Somewhere between the toast and the last sip of that expensive tequila, Kia's billow and supple 26-year-old breast ended up in my mouth. Minutes later we were both partially naked, touching, sucking, and grabbing each other. Every touch and lick pushed me closer to arousal and inebriated lust.Her body was like a bundle of eights forming her thighs and hips dipping in the right angles and curving without warning. She smelled like whipped sandalwood shea butter was baked into her cocoa skin as my hands explored her tight body as I inhaled the essence of her youth. Our tongues locked; we kissed like new lovers about to fuck for the first time. Nick did not interrupt us as he poured himself another shot. Kia fell to the sofa and I removed her black french lace panties with fervent anticipation.She separated her long legs in what seemed like slow motion for me to see her rainbow of pinks and purples glossy and ready for me to taste. My thirst immediately quenched by her wet pussy lips with a simple kiss. My tongue flirted and swirled around the center of her clitoris, licking it firm and slow. She hummed while grabbing hand fulls of my hair and winding her hips rhythmically. I kept up with her movements while my tongue continued dancing to its own beat.

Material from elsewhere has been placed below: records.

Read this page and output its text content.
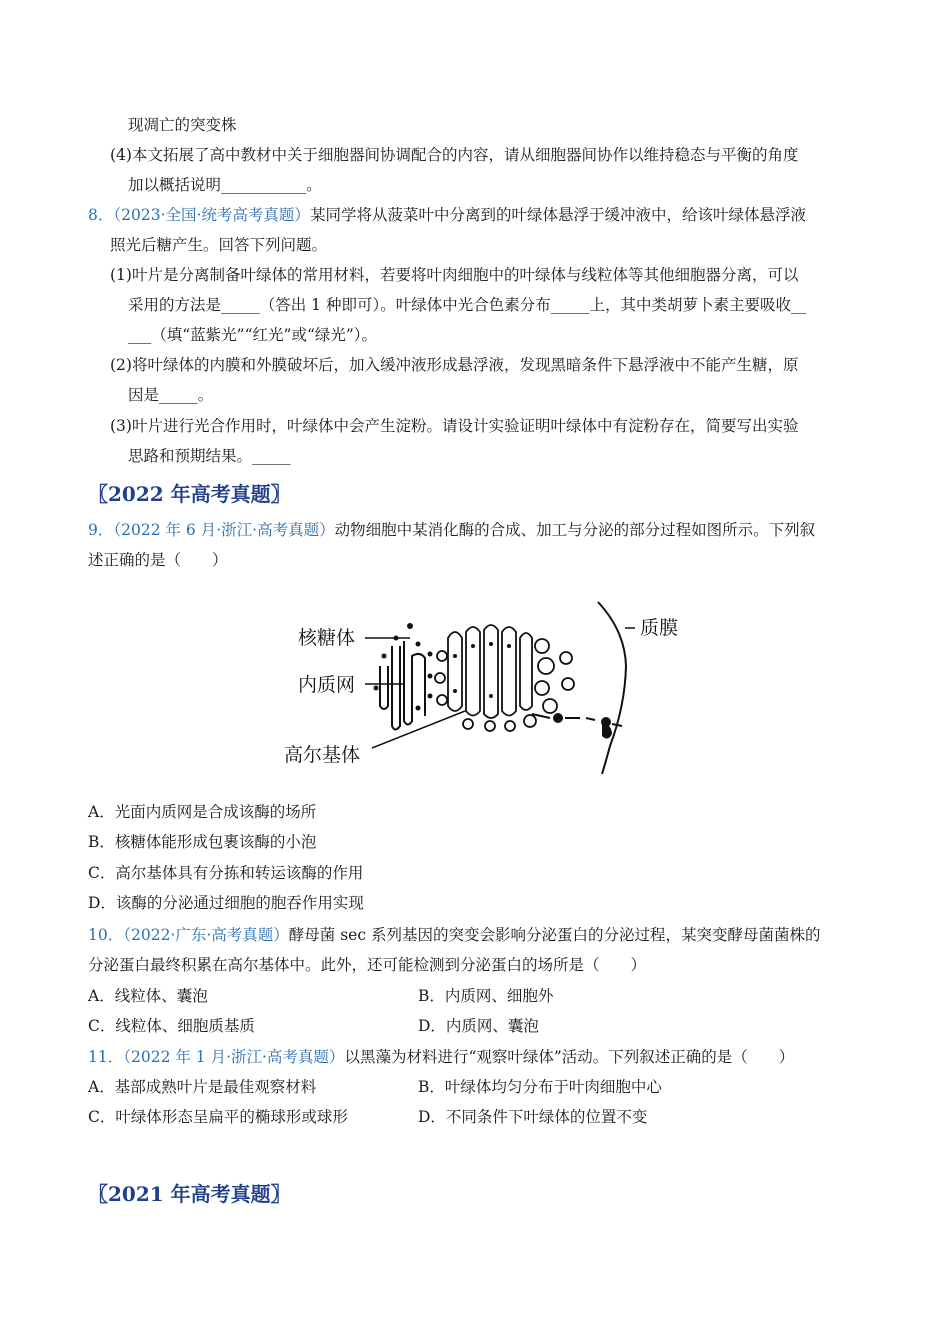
现凋亡的突变株
(4)本文拓展了高中教材中关于细胞器间协调配合的内容，请从细胞器间协作以维持稳态与平衡的角度
加以概括说明___________。
8．（2023·全国·统考高考真题）某同学将从菠菜叶中分离到的叶绿体悬浮于缓冲液中，给该叶绿体悬浮液
照光后糖产生。回答下列问题。
(1)叶片是分离制备叶绿体的常用材料，若要将叶肉细胞中的叶绿体与线粒体等其他细胞器分离，可以
采用的方法是_____（答出 1 种即可）。叶绿体中光合色素分布_____上，其中类胡萝卜素主要吸收__
___（填“蓝紫光”“红光”或“绿光”）。
(2)将叶绿体的内膜和外膜破坏后，加入缓冲液形成悬浮液，发现黑暗条件下悬浮液中不能产生糖，原
因是_____。
(3)叶片进行光合作用时，叶绿体中会产生淀粉。请设计实验证明叶绿体中有淀粉存在，简要写出实验
思路和预期结果。_____
〖2022 年高考真题〗
9．（2022 年 6 月·浙江·高考真题）动物细胞中某消化酶的合成、加工与分泌的部分过程如图所示。下列叙
述正确的是（　　）
核糖体
内质网
高尔基体
质膜
A．光面内质网是合成该酶的场所
B．核糖体能形成包裹该酶的小泡
C．高尔基体具有分拣和转运该酶的作用
D．该酶的分泌通过细胞的胞吞作用实现
10．（2022·广东·高考真题）酵母菌 sec 系列基因的突变会影响分泌蛋白的分泌过程，某突变酵母菌菌株的
分泌蛋白最终积累在高尔基体中。此外，还可能检测到分泌蛋白的场所是（　　）
A．线粒体、囊泡	B．内质网、细胞外
C．线粒体、细胞质基质	D．内质网、囊泡
11．（2022 年 1 月·浙江·高考真题）以黑藻为材料进行“观察叶绿体”活动。下列叙述正确的是（　　）
A．基部成熟叶片是最佳观察材料	B．叶绿体均匀分布于叶肉细胞中心
C．叶绿体形态呈扁平的椭球形或球形	D．不同条件下叶绿体的位置不变
〖2021 年高考真题〗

Nick was behind me enjoying the show until Kia demanded, "Nick, come fuck her. Give her that good dick baby," Nick was happy to oblige. My ass was in the perfect position to receive him from behind. I felt him aggressively approach and enter with wicked intent to pulverize my pussy. My face consumed by Kia's warm chocolate delight while being penetrated by her man. It was AMAZING that it was even happening!
Kia began wailing like a porn star, groaning, and moaning in between calling my name and instructing Nick to fuck me harder. He was like the Energizer Bunny with different speeds, and Kia had all the control. After a few minutes, we switched positions so she could straddle my face while Nick orally fed her several inches. I loved the way her lips slipped between mine as I plunged my tongue deeper tasting all the things she was made of. I got back in my groove licking and using my finger to ravage her pussy the way her man did mine making her hit octaves higher than before until she squirted in my face. "Oooohhh, Ima bout to cuuuuuuuuuu"
"What the!!!" It was like melting mango sherbert dripping onto my face, I licked it just the same and continued until I could no longer maintain the grip of her thighs. I made a woman squirt!?! I was so impressed with myself.
Before I left we exchanged numbers and agreed to meet again. I could not wait!